Acontece o mesmo com a Loba da Estepe. Pela primeira vez ela interrompe a
leitura. Depois de pagar a conta, somando os trocados e as moedas, Bandini se
dirige à saída do bar SÓ PARA LOUCOS.
A Loba da Estepe já está quase na porta. Há mais pessoas querendo sair. Um Arlequim
e dois seguranças (espécie de armários dos grandes) com seus ternos escuros
estão na porta do bar.
Bandini e Loba da Estepe são barrados na saída do SÓ PARA LOUCOS pelo Arlequim e seus seguranças. Arlequim tão ágil,
trapalhão, brinca e logo depois explica que os dois devem ir ao reservado SÓ PARA RAROS.
Os dois não têm escolha. Ninguém conseguirá passar pelos seguranças (armários
dos grandes). Arlequim os conduz, então, ao reservado.
Penumbra... Aquele reservado parecia uma boate. Uma boate dentro de um sonho.
Com mesas e cadeiras, luzes coloridas e fumaça de gelo seco. Vários luminosos
nas paredes. Uma bela voz de radialista pronuncia as seguintes palavras:
“HOJE, 10 DE JANEIRO DE TAL ANO,
OS RAROS SE ENCONTRAM.”
Arturo Bandini e Loba da Estepe riram. Só pode ser
piada, pensou a Loba.
As luzes foram se acendendo aos poucos até ficar completamente claro. Já não
havia mais aquelas mesas, cadeiras, luzes coloridas, luminosos. Era uma sala
gigantesca, dividida em partes que chama a atenção de quem gosta de cultura,
arte, literatura, gastronomia. Só podia ser um sonho, pensou Bandini.
Agora o reservado SÓ PARA RAROS era
uma imensa sala cultural. Levaria horas para percorrer a sala toda. Bandini
estava na parte dos pintores famosos, diante das obras de Salvador Dali. Um banner
com a foto do artista espanhol com seus peculiares e insolentes bigodes abria a
mostra. A Loba da Estepe já se direcionava para a parte de literatura
hispânica, que lhe chamou a atenção naquela imensa sala cultural.

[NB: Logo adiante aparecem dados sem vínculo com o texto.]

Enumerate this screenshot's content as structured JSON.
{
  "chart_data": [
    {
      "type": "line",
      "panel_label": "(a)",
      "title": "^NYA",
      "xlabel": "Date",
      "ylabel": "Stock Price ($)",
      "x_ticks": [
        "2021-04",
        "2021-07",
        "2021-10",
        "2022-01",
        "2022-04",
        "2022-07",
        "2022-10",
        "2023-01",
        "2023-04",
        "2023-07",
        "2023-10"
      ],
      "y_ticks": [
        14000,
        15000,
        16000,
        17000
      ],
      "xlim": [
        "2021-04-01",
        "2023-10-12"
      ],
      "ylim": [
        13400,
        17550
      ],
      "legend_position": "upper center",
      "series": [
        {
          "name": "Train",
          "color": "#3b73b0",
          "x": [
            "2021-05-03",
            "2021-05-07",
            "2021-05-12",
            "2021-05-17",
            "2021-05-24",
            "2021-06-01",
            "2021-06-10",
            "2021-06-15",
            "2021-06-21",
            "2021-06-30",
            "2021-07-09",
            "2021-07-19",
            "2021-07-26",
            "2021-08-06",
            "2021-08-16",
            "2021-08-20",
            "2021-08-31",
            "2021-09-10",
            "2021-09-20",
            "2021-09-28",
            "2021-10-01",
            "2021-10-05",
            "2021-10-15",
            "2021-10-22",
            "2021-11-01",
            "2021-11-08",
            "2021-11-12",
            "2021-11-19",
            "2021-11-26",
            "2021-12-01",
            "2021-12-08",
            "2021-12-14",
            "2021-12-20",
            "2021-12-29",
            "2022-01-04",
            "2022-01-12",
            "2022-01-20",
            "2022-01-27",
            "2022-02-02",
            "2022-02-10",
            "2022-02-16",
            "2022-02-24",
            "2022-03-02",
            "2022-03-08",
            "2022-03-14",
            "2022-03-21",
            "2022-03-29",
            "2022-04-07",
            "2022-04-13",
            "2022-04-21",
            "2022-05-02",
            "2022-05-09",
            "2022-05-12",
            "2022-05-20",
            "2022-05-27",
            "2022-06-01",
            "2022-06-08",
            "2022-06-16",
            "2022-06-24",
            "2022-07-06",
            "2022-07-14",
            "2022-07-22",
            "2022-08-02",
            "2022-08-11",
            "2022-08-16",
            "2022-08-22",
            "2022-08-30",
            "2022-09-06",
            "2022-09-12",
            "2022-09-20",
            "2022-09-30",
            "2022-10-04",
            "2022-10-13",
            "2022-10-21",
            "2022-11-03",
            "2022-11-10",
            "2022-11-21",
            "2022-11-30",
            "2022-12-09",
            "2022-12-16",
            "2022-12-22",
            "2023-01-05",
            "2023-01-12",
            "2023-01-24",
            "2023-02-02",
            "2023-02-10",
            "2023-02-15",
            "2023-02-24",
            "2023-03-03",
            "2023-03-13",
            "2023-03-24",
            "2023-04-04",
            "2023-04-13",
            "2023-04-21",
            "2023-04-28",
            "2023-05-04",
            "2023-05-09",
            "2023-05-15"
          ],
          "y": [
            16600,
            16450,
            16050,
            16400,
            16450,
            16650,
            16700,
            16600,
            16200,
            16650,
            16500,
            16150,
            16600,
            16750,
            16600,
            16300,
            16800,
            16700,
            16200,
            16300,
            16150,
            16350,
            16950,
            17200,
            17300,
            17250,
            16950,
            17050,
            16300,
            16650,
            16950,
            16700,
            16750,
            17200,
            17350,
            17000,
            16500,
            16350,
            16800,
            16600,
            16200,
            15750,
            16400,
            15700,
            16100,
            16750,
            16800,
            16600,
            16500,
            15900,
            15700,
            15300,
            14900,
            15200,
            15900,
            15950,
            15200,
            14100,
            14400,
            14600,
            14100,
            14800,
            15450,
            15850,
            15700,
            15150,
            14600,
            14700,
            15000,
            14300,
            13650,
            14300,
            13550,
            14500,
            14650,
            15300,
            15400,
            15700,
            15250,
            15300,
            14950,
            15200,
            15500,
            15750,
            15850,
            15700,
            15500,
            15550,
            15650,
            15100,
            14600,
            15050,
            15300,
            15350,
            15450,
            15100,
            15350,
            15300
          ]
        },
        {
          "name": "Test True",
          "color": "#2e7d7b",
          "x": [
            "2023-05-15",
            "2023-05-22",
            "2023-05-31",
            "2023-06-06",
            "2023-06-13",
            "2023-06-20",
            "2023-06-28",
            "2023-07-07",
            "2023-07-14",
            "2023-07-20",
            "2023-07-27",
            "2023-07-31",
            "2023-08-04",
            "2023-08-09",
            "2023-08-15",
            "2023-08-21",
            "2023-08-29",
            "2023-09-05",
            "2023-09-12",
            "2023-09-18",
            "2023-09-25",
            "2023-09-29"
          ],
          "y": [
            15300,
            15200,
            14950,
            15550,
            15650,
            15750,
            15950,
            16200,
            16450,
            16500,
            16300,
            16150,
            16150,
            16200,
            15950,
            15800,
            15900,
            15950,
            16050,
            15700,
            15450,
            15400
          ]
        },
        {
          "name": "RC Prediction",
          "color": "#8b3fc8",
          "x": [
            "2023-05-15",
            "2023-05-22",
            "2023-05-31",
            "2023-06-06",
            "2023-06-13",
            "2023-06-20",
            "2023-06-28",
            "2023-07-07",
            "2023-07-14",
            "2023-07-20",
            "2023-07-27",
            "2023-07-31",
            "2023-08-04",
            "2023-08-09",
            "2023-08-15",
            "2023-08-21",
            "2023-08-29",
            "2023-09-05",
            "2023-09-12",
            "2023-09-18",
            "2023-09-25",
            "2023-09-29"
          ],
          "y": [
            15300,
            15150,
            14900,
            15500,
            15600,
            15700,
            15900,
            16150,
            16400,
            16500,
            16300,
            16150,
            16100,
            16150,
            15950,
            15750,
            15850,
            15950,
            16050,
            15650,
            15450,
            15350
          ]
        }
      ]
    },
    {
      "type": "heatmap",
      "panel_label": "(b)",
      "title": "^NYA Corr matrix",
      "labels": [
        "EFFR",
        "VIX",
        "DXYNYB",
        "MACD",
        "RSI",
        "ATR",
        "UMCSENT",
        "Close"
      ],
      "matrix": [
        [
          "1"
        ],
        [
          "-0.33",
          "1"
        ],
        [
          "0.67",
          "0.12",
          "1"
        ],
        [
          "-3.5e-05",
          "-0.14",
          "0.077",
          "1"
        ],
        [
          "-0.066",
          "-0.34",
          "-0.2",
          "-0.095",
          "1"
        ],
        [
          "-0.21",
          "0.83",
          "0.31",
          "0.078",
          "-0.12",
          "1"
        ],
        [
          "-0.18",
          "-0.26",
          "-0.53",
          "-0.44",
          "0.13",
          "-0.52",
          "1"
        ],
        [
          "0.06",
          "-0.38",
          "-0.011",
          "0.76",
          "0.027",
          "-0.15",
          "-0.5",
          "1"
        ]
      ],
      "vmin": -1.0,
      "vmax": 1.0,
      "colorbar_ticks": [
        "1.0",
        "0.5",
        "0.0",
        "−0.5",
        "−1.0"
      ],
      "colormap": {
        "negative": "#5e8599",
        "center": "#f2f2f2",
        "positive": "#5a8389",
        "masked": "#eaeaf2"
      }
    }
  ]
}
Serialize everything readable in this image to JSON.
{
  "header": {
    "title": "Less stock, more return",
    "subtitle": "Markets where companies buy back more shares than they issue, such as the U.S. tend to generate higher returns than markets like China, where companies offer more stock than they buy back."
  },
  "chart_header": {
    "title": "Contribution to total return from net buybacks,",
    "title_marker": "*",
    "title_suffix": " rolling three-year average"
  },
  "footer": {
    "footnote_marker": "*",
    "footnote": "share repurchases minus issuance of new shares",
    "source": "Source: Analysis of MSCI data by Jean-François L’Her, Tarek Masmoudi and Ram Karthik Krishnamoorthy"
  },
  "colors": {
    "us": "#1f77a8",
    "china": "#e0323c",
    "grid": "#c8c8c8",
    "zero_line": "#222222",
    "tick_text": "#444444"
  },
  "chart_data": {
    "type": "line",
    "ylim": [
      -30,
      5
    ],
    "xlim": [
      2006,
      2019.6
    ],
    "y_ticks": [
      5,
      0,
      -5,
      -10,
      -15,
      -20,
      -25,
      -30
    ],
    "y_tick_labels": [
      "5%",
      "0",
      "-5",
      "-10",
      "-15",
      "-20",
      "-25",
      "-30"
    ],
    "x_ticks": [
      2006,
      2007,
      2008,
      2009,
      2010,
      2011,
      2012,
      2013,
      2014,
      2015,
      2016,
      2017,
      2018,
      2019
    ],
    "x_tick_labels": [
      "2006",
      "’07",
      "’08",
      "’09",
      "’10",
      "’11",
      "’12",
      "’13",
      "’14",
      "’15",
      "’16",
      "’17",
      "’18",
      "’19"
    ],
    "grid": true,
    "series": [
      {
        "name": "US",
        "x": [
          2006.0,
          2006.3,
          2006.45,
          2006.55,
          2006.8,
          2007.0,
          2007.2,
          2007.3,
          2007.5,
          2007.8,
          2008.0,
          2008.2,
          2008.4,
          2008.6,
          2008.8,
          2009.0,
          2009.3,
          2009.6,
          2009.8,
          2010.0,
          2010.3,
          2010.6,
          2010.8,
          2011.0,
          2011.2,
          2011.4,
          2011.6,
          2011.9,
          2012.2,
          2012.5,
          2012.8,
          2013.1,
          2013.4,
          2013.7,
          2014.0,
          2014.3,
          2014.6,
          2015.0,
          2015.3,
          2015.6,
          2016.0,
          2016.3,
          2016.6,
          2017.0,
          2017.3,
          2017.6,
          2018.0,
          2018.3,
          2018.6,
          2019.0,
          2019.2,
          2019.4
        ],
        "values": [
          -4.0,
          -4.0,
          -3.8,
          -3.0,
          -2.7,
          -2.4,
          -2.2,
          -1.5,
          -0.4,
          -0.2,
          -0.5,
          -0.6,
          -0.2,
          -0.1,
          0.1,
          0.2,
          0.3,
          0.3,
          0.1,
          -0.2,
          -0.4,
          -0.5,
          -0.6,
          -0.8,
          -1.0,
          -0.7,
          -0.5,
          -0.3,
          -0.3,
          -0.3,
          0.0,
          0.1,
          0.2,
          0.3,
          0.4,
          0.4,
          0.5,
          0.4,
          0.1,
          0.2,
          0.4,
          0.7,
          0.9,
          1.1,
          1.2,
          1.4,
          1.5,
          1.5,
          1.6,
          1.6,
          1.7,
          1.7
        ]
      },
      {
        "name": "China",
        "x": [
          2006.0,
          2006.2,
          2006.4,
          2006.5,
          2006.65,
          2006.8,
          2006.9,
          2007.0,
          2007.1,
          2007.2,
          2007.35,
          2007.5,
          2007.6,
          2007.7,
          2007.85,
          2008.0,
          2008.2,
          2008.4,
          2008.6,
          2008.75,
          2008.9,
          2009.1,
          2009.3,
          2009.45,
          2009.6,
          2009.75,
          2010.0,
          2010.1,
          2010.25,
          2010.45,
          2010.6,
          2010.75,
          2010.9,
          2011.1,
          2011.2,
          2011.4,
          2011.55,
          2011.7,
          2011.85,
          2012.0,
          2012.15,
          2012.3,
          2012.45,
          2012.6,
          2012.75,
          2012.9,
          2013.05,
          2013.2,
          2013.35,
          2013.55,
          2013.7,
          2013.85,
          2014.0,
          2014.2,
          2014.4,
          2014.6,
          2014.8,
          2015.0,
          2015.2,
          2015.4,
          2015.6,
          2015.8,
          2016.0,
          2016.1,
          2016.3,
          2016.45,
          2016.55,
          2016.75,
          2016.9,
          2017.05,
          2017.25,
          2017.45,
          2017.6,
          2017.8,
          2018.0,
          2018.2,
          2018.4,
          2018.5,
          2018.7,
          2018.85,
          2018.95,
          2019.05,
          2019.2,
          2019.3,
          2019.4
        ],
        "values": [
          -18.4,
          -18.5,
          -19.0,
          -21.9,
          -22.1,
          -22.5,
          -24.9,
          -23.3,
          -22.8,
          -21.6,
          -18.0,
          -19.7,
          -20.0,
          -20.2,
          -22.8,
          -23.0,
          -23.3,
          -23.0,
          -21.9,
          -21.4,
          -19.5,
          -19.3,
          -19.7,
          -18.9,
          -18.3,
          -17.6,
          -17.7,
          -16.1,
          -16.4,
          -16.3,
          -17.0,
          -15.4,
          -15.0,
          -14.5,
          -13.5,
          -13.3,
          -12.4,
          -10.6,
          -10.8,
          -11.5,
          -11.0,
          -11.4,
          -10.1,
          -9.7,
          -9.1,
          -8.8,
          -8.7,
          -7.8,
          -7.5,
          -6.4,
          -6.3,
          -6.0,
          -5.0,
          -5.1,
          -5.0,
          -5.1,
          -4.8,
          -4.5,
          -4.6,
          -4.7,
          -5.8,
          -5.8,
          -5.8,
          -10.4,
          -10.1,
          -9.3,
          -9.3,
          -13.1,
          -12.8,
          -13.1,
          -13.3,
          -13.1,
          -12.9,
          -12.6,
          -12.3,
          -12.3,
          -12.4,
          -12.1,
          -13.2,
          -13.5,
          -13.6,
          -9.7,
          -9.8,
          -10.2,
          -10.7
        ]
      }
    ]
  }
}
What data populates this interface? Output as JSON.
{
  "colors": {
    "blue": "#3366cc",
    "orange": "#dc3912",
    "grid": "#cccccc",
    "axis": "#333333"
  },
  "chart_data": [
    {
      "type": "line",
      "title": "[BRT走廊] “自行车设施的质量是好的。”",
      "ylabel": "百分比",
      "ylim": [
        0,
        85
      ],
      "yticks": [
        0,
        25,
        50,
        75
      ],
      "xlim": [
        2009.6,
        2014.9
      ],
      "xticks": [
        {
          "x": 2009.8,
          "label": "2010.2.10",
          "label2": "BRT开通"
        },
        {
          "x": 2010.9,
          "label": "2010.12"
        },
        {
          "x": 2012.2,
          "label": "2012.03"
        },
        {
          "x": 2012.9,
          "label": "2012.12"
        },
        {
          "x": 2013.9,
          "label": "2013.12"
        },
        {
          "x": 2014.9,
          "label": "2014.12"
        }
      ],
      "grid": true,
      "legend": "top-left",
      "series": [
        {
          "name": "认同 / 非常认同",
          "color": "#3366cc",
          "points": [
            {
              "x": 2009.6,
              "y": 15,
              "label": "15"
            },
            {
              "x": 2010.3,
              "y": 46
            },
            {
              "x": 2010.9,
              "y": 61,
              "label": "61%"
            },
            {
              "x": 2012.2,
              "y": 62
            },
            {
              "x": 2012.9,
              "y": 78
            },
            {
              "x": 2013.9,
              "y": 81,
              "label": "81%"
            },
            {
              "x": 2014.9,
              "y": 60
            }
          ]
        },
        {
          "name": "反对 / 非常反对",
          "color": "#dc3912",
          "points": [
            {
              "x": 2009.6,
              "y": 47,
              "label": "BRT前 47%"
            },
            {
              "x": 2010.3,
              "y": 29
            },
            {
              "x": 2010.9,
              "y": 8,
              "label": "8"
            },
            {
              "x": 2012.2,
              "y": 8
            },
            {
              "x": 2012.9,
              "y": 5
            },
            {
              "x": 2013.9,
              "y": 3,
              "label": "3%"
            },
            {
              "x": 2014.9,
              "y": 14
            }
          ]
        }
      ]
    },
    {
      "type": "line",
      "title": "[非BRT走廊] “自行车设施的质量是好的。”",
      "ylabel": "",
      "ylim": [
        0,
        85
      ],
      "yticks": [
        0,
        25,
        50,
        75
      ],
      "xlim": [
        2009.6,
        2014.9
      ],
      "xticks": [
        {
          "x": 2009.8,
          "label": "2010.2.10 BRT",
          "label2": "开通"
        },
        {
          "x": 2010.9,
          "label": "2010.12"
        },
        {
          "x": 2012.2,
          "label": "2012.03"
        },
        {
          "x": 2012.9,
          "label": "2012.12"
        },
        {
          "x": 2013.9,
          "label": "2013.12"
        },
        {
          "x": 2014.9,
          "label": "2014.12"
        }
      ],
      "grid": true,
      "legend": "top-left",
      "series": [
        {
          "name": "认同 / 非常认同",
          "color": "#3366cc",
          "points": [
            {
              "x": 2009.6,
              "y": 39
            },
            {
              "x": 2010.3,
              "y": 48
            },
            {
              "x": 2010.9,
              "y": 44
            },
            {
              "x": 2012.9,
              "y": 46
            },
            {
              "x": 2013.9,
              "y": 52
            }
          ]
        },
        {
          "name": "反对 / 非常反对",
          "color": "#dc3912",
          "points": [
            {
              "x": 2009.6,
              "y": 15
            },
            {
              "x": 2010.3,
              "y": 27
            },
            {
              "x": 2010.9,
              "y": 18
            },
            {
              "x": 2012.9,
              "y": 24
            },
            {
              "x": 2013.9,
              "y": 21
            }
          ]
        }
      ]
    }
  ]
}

SÓ PARA RAROS contêm de tudo que os
amantes da cultura podem imaginar. Arturo Bandini e Loba da Estepe, dois
privilegiados por desfrutarem daquele lugar. Na parte de literatura de SÓ PARA
RAROS, estava a Loba da Estepe. Deslumbrada e com os olhos fixos nos livros.
Eram muitos. Ela escolhera Hermann Hesse, Fante, Borges, Benedetti, Cortázar, Hemingway,
Drummond., Nietzsche...
Arturo Bandini se aproxima dos livros. Distraído, não nota a presença da Loba
da Estepe. Percorre a estante e escolhe Hesse, Fante, Bukowski, Hemingway, Benedetti,
Cortázar, Rubem Fonseca...
Ao pegar o último livro da estante, e ao virar-se para o lado, Bandini esbarra
na Loba. Observa sua beleza. Começa pelos pequenos olhos negros e a linda boca
abrindo-se num sorriso. Mas além daqueles olhos e daquela boca, há algo que o
chamou mais a atenção. A Loba da Estepe observa Bandini e vê nos seus olhos
castanhos escuros e na sua barba rala, um charme que a agrada. Mas não é só
isso que a provocou.
Arturo Bandini e Loba da Estepe olham-se profundamente e vem aquela voz de radialista
que os fez rir:
“HOJE, 10 DE JANEIRO DE TAL ANO,
OS RAROS SE ENCONTRAM...”
Só agora os dois entendem tudo. SÓ PARA RAROS. E
era mesmo 10 de janeiro. O ano não importa.